И едва мысль, что я в чужой постели, с женщиной, принадлежащей чужому мужчине, женщиной, кормящей на моих глазах ребенка от этого мужчины, начитает будоражить меня, как тут же рассеивается в тумане, потому как горячие женские губы обхватили головку моего члена, и она начинает посасывать его, втягивая глубоко в рот, так же, как я недавно делал с ее соском.

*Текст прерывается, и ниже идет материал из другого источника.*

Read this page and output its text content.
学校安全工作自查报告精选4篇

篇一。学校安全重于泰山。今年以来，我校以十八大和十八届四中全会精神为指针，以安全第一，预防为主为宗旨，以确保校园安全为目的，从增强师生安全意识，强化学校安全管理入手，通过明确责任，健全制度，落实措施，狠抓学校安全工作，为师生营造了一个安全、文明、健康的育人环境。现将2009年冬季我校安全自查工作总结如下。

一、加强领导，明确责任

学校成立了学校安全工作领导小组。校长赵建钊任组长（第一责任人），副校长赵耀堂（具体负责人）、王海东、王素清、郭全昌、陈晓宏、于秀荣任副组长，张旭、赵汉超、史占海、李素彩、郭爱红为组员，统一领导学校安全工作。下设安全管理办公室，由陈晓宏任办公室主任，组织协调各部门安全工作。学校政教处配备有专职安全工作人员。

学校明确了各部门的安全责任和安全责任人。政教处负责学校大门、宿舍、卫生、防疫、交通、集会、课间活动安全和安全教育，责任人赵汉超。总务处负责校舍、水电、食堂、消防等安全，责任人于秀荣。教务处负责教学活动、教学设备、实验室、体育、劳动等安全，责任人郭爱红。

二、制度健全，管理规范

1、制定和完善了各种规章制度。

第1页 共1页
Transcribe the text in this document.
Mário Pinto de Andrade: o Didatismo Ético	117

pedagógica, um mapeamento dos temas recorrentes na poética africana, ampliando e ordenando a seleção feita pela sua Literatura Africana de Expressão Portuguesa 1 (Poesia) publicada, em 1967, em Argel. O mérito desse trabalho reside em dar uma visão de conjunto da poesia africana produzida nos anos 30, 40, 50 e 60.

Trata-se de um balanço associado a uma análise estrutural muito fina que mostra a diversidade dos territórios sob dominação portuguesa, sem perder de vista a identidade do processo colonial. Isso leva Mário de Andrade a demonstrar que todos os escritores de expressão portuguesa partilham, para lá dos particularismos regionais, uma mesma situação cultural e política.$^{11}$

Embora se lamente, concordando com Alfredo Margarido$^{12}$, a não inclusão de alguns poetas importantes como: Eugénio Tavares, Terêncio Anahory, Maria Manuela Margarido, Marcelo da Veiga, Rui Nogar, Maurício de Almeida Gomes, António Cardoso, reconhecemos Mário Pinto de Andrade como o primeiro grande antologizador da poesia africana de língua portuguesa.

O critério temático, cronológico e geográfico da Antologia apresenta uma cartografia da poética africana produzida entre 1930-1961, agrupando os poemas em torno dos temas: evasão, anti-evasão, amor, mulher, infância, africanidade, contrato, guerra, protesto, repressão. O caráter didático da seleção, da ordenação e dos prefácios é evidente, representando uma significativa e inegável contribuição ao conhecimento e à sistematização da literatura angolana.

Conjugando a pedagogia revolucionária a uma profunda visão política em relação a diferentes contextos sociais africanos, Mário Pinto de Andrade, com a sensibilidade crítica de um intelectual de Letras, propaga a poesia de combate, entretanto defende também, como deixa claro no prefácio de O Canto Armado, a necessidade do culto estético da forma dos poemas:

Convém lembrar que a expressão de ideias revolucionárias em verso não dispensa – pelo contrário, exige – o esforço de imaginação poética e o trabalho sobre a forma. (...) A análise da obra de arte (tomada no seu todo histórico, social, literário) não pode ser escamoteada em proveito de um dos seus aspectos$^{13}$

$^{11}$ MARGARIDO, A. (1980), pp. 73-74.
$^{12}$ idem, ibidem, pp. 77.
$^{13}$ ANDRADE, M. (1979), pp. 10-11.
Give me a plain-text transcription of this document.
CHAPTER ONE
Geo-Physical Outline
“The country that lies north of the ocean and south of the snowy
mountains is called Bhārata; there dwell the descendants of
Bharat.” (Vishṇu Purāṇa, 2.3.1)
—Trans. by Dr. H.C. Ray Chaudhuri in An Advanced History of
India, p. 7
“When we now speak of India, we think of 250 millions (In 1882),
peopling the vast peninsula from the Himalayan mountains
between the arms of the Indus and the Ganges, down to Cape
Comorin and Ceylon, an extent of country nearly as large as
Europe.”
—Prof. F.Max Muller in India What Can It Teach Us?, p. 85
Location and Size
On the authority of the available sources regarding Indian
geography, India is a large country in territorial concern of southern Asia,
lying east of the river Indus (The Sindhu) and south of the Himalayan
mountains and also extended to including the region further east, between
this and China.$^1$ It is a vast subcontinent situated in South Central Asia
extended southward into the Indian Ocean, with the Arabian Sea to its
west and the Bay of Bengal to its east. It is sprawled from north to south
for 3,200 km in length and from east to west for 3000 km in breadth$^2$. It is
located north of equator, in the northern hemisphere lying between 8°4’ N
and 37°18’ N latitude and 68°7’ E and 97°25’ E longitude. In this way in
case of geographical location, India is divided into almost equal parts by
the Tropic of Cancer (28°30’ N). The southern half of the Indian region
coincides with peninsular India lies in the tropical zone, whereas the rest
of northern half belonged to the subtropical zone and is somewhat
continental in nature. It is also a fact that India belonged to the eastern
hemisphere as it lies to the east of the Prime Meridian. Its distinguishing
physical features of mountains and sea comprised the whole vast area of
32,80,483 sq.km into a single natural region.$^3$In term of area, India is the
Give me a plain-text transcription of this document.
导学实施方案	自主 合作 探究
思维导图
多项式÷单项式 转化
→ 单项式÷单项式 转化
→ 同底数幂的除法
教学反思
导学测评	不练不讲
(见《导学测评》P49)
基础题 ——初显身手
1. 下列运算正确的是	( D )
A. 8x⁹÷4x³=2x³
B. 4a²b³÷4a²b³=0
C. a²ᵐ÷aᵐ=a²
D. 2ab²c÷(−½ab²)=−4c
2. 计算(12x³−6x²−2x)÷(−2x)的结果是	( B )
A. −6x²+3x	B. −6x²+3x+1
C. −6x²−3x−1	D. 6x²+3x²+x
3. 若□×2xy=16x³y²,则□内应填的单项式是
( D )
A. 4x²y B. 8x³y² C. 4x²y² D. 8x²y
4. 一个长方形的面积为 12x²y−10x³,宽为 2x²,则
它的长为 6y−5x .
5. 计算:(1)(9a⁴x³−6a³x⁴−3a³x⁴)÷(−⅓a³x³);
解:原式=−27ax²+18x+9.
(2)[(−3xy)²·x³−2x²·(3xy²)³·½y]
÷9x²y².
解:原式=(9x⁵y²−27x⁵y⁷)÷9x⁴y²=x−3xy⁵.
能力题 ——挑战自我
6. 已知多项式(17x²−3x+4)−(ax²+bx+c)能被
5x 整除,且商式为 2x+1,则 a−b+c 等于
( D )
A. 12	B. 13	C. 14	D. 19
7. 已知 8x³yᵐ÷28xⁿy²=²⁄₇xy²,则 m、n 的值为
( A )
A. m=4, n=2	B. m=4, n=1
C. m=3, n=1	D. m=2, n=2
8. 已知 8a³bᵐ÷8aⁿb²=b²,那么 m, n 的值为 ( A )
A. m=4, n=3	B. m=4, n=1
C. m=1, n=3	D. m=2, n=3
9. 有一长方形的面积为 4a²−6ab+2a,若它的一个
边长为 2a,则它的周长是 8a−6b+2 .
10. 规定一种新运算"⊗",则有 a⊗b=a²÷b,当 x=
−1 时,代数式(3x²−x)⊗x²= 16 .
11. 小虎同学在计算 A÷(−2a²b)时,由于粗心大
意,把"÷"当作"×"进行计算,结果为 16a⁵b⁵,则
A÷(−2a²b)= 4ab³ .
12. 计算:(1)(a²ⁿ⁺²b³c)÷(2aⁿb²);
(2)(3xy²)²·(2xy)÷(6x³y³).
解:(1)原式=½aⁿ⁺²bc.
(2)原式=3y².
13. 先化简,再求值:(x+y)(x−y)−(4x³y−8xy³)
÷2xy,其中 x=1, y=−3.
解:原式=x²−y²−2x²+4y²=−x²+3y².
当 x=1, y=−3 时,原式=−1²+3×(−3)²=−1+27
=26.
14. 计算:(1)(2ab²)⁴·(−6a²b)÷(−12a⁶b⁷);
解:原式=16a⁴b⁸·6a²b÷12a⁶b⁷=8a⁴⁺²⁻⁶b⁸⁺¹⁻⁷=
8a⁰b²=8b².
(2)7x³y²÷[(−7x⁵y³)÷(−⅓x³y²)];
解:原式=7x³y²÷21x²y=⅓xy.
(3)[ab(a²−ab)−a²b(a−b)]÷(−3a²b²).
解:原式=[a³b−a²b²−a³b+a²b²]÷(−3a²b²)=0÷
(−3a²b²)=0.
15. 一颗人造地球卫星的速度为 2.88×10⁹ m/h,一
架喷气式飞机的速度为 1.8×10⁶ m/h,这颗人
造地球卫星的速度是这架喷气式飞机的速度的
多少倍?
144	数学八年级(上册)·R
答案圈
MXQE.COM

Когда я выныриваю из небытия, из этого сладкого морока, то уже ощущаю, как она скачет на мне в позе наездницы, мой взгляд упирается в беспорядочно колышущиеся груди с которых стекают ручейки молочных капель. Ее длинные волосы спадают на лицо и она, собрав их в пучок, держит двумя руками на затылке.
Я хочу привстать на локте, чтоб напомнить ей про презерватив, но она пресекает эти одним своим взглядом. Она сдерживает стоны, крепкой стиснув зубы, чтоб не разбудить малыша, но дается ей это с большим трудом. Диван поскрипывает и его подлокотник глухо и монотонно бьется о стенку. Но сытый малыш спит сейчас очень крепко, все эти звуки не мешают его младенческому сну.
Сжав пальцами сосок левой груди, а ладонями саму, пока еще наполненную грудь, она выдавливает струйку молока и направляет ее на мои губы. Раз за разом она орошает мое лицо, грудь и живот тонкими жирными струями, тут же склоняясь и слизывая их, затем целуя меня в губы, и ни на миг не прекращая погружать в себя мой член.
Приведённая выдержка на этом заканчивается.